In females, if she's not spayed, this can also result in inappropriate urination, especially when she's in heat. Both genders can urinate in areas to 'mark' territory if they feel threatened or smell another cat outside; this is instinctive behavior. If this might be the case, you can lightly spray Feliway (information, below) around window frames, window sills and doors leading to the outside, but, allow to dry fully, about 30 minutes, before allowing your cat to access the sprayed area.
The first thing we do, when a cat is urinating inappropriately, is recommend a vet visit for a hands on exam and urinalysis/urine culture. If a medical condition is ruled out (hopefully), then, we can treat this as a behavioral-only problem.
Many cats urinate outside the box due to stress. Stress in cats is different than stress in humans. Since cats are creatures of habit, any minor change could cause stress/anxiety in a cat. for example, if she heard a loud noise outside or in the house, if you had a change in your hours or routine, if you had visitors (human and pet), got new furniture, changed the arrangement of furniture, got new carpet, painted, adding a ceiling fan, etc., this can cause a cat to be stressed.
Make sure the box (or boxes--you should have 2 boxes for 1 cat, located in different areas of the house) is placed in a quiet, low-traffic area, away from any noisy appliances.

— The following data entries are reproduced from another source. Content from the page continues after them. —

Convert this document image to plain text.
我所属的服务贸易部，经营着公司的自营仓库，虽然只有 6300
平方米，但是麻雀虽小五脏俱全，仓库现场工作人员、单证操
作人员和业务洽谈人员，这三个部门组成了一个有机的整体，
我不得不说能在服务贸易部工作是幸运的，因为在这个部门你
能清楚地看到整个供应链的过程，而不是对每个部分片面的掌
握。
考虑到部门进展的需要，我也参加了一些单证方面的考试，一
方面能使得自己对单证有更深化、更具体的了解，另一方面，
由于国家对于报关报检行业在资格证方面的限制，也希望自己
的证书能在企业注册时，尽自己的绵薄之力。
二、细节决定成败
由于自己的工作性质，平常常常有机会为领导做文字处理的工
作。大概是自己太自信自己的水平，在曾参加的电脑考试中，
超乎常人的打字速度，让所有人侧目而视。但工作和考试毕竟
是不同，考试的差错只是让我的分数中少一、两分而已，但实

Feliway, a cat-calming pheromone is available in a plug-in diffuser and a spray and is well-recommended for helping to ease stress/anxiety and therefore, inappropriate elimination. The plug in resembles a plug in air freshener, but has no scent to humans. It emits calming pheromones only detectable by cats. You can find Feliway in major pet supplies stores, your vet may sell it, or it can be ordered online. Here is more information:
Also, keep all boxes clean, by scooping as soon as you notice a 'deposit' and clean it thoroughly with mild soap and warm water, at least once a week. The plastic of the box absorbs odors and retains them and many cats are fussy and don't like a smelly box (who would?).

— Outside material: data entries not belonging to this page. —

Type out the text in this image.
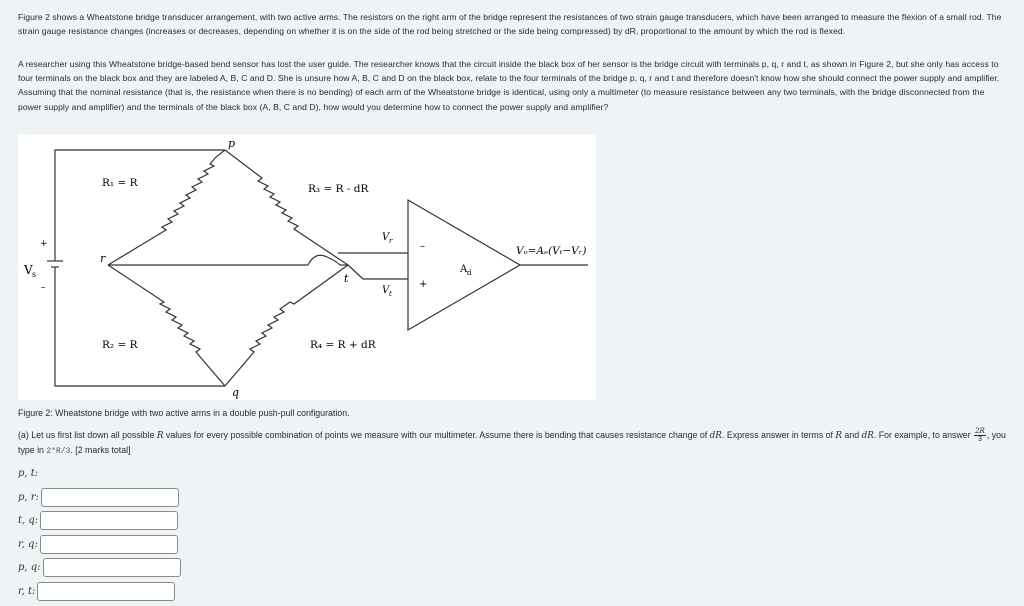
Figure 2 shows a Wheatstone bridge transducer arrangement, with two active arms. The resistors on the right arm of the bridge represent the resistances of two strain gauge transducers, which have been arranged to measure the flexion of a small rod. The strain gauge resistance changes (increases or decreases, depending on whether it is on the side of the rod being stretched or the side being compressed) by dR, proportional to the amount by which the rod is flexed.
A researcher using this Wheatstone bridge-based bend sensor has lost the user guide. The researcher knows that the circuit inside the black box of her sensor is the bridge circuit with terminals p, q, r and t, as shown in Figure 2, but she only has access to four terminals on the black box and they are labeled A, B, C and D. She is unsure how A, B, C and D on the black box, relate to the four terminals of the bridge p, q, r and t and therefore doesn't know how she should connect the power supply and amplifier. Assuming that the nominal resistance (that is, the resistance when there is no bending) of each arm of the Wheatstone bridge is identical, using only a multimeter (to measure resistance between any two terminals, with the bridge disconnected from the power supply and amplifier) and the terminals of the black box (A, B, C and D), how would you determine how to connect the power supply and amplifier?
p
q
r
t
R₁ = R
R₂ = R
R₃ = R - dR
R₄ = R + dR
V s
+
–
V r
V t
–
+
A d
Vₒ=Aₑ(Vₜ−Vᵣ)
Figure 2: Wheatstone bridge with two active arms in a double push-pull configuration.
(a) Let us first list down all possible R values for every possible combination of points we measure with our multimeter. Assume there is bending that causes resistance change of dR. Express answer in terms of R and dR. For example, to answer $\frac{2R}{3}$ , you type in 2*R/3. [2 marks total]
p, t:
p, r:
t, q:
r, q:
p, q:
r, t:
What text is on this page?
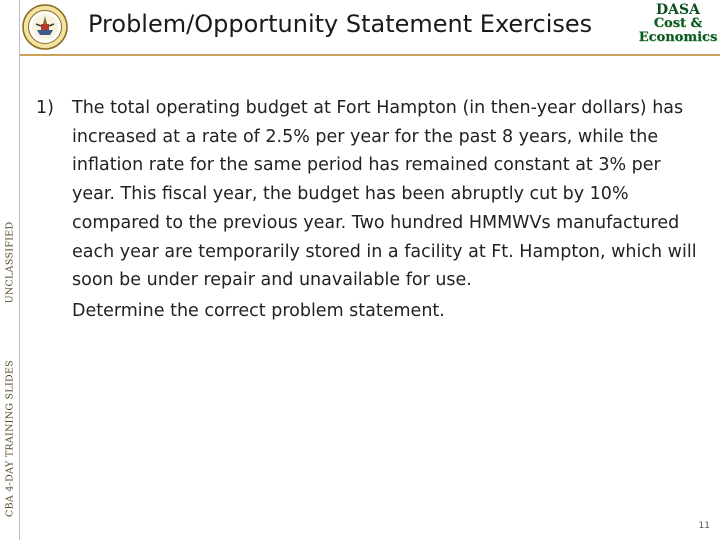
UNCLASSIFIED
CBA 4-DAY TRAINING SLIDES
Problem/Opportunity Statement Exercises	DASA
Cost &
Economics
1) The total operating budget at Fort Hampton (in then-year dollars) has increased at a rate of 2.5% per year for the past 8 years, while the inflation rate for the same period has remained constant at 3% per year. This fiscal year, the budget has been abruptly cut by 10% compared to the previous year. Two hundred HMMWVs manufactured each year are temporarily stored in a facility at Ft. Hampton, which will soon be under repair and unavailable for use.
Determine the correct problem statement.
11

In addition, it's very important that you clean the areas she's soiled, with an enzyme-based cleaner made for organic (pet) stains/odors. You can find these in pet supply stores, home improvement stores and places like Walmart. Nature's Miracle, Odor Mute, Urine Off and Zero Odor are well-recommended, but you will see a big selection in your pet store; just make sure it says 'enzyme-based' or 'enzyme-action' on the bottle. After you clean the areas thoroughly, wait for them to dry completely and then spray a little bit of Feliway over the spot, let that dry completely (as mentioned above, about 30 minutes), before allowing your kitty access to the area. This will make your cat think s/he has already 'marked' there.

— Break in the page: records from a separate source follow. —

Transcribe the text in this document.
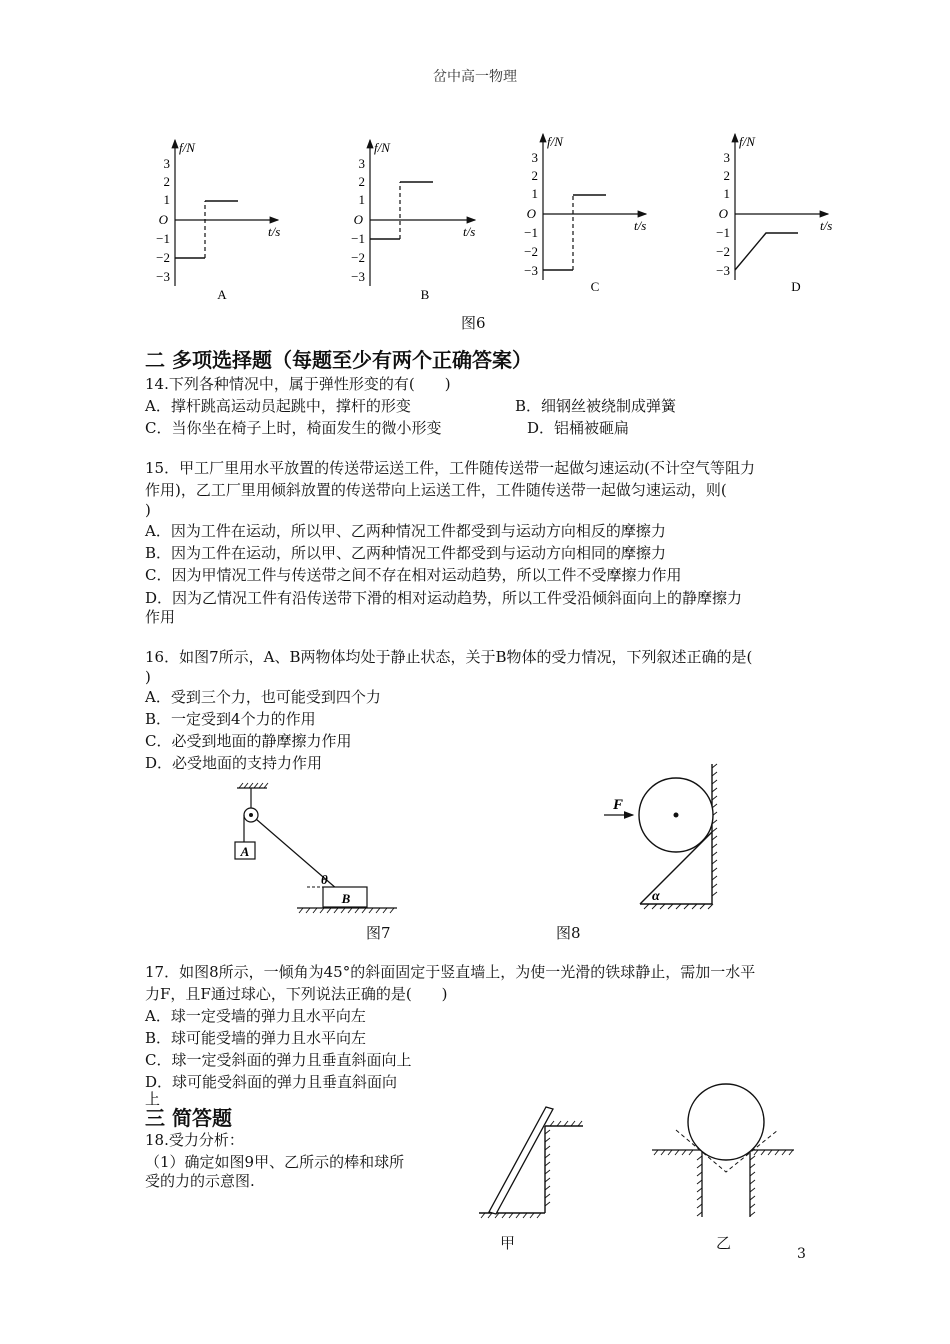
岔中高一物理
3
2
1
−1
−2
−3
O
f/N
t/s
A
3
2
1
−1
−2
−3
O
f/N
t/s
B
3
2
1
−1
−2
−3
O
f/N
t/s
C
3
2
1
−1
−2
−3
O
f/N
t/s
D
图6
二 多项选择题（每题至少有两个正确答案）
14.下列各种情况中，属于弹性形变的有(　　)
A．撑杆跳高运动员起跳中，撑杆的形变	B．细钢丝被绕制成弹簧
C．当你坐在椅子上时，椅面发生的微小形变	D．铝桶被砸扁
15．甲工厂里用水平放置的传送带运送工件，工件随传送带一起做匀速运动(不计空气等阻力
作用)，乙工厂里用倾斜放置的传送带向上运送工件，工件随传送带一起做匀速运动，则(
)
A．因为工件在运动，所以甲、乙两种情况工件都受到与运动方向相反的摩擦力
B．因为工件在运动，所以甲、乙两种情况工件都受到与运动方向相同的摩擦力
C．因为甲情况工件与传送带之间不存在相对运动趋势，所以工件不受摩擦力作用
D．因为乙情况工件有沿传送带下滑的相对运动趋势，所以工件受沿倾斜面向上的静摩擦力
作用
16．如图7所示，A、B两物体均处于静止状态，关于B物体的受力情况，下列叙述正确的是(
)
A．受到三个力，也可能受到四个力
B．一定受到4个力的作用
C．必受到地面的静摩擦力作用
D．必受地面的支持力作用
A
B
θ
图7
F
α
图8
17．如图8所示，一倾角为45°的斜面固定于竖直墙上，为使一光滑的铁球静止，需加一水平
力F，且F通过球心，下列说法正确的是(　　)
A．球一定受墙的弹力且水平向左
B．球可能受墙的弹力且水平向左
C．球一定受斜面的弹力且垂直斜面向上
D．球可能受斜面的弹力且垂直斜面向
上
三 简答题
18.受力分析：
（1）确定如图9甲、乙所示的棒和球所
受的力的示意图.
甲	乙
3
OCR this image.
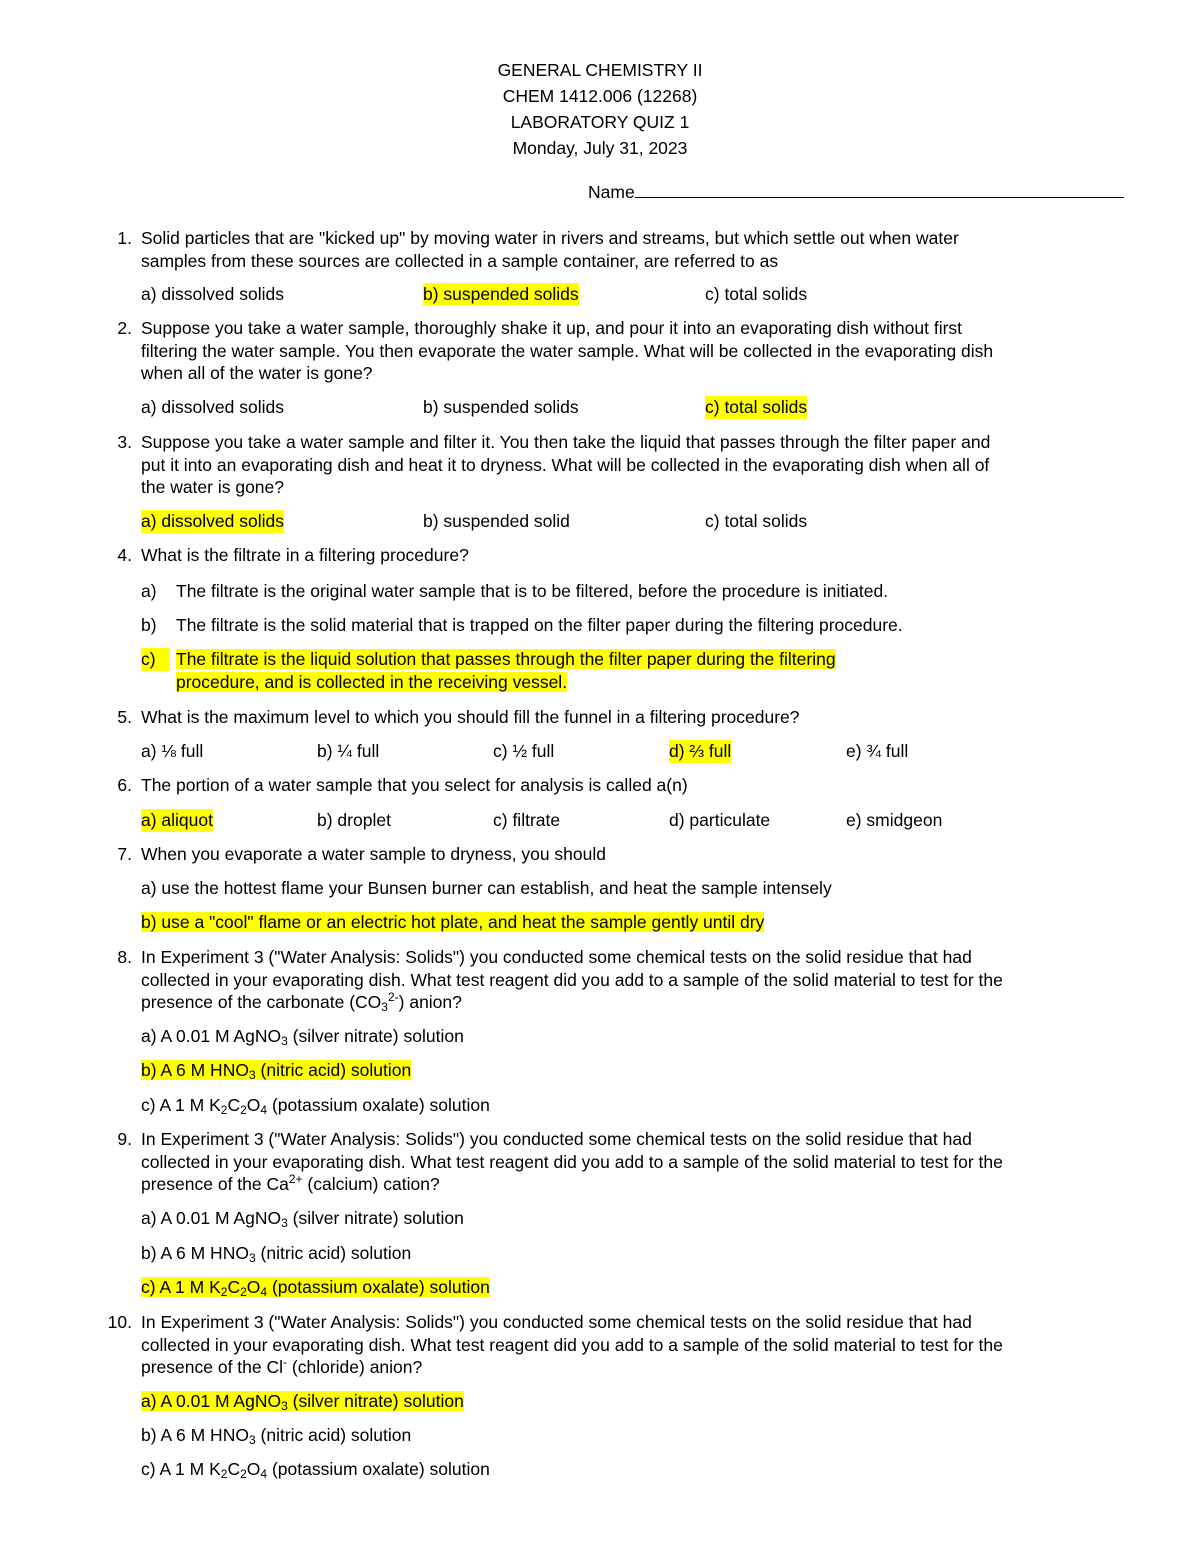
GENERAL CHEMISTRY II
CHEM 1412.006 (12268)
LABORATORY QUIZ 1
Monday, July 31, 2023
Name
1. Solid particles that are "kicked up" by moving water in rivers and streams, but which settle out when water
samples from these sources are collected in a sample container, are referred to as
a) dissolved solids	b) suspended solids	c) total solids
2. Suppose you take a water sample, thoroughly shake it up, and pour it into an evaporating dish without first
filtering the water sample. You then evaporate the water sample. What will be collected in the evaporating dish
when all of the water is gone?
a) dissolved solids	b) suspended solids	c) total solids
3. Suppose you take a water sample and filter it. You then take the liquid that passes through the filter paper and
put it into an evaporating dish and heat it to dryness. What will be collected in the evaporating dish when all of
the water is gone?
a) dissolved solids	b) suspended solid	c) total solids
4. What is the filtrate in a filtering procedure?
a) The filtrate is the original water sample that is to be filtered, before the procedure is initiated.
b) The filtrate is the solid material that is trapped on the filter paper during the filtering procedure.
c)	The filtrate is the liquid solution that passes through the filter paper during the filtering
procedure, and is collected in the receiving vessel.
5. What is the maximum level to which you should fill the funnel in a filtering procedure?
a) ⅛ full	b) ¼ full	c) ½ full	d) ⅔ full	e) ¾ full
6. The portion of a water sample that you select for analysis is called a(n)
a) aliquot	b) droplet	c) filtrate	d) particulate	e) smidgeon
7. When you evaporate a water sample to dryness, you should
a) use the hottest flame your Bunsen burner can establish, and heat the sample intensely
b) use a "cool" flame or an electric hot plate, and heat the sample gently until dry
8. In Experiment 3 ("Water Analysis: Solids") you conducted some chemical tests on the solid residue that had
collected in your evaporating dish. What test reagent did you add to a sample of the solid material to test for the
presence of the carbonate $(CO_3^{2-})$ anion?
a) A 0.01 M AgNO$_3$ (silver nitrate) solution
b) A 6 M $HNO_3$ (nitric acid) solution
c) A 1 M $K_2C_2O_4$ (potassium oxalate) solution
9. In Experiment 3 ("Water Analysis: Solids") you conducted some chemical tests on the solid residue that had
collected in your evaporating dish. What test reagent did you add to a sample of the solid material to test for the
presence of the $Ca^{2+}$ (calcium) cation?
a) A 0.01 M AgNO$_3$ (silver nitrate) solution
b) A 6 M $HNO_3$ (nitric acid) solution
c) A 1 M $K_2C_2O_4$ (potassium oxalate) solution
10. In Experiment 3 ("Water Analysis: Solids") you conducted some chemical tests on the solid residue that had
collected in your evaporating dish. What test reagent did you add to a sample of the solid material to test for the
presence of the Cl- (chloride) anion?
a) A 0.01 M AgNO$_3$ (silver nitrate) solution
b) A 6 M $HNO_3$ (nitric acid) solution
c) A 1 M $K_2C_2O_4$ (potassium oxalate) solution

If all is well, medically, you have cleaned all soiled areas well, are using Feliway to help dispel any stress and your kitty continues to urinate around the house, discuss a prescription medication called Clomicalm (and there are many others) that will help in this situation. Here is more information:
I always prefer to recommend a prescription medication as a last resort.
I hope you find my answer helpful and things will improve with your kitty, very soon!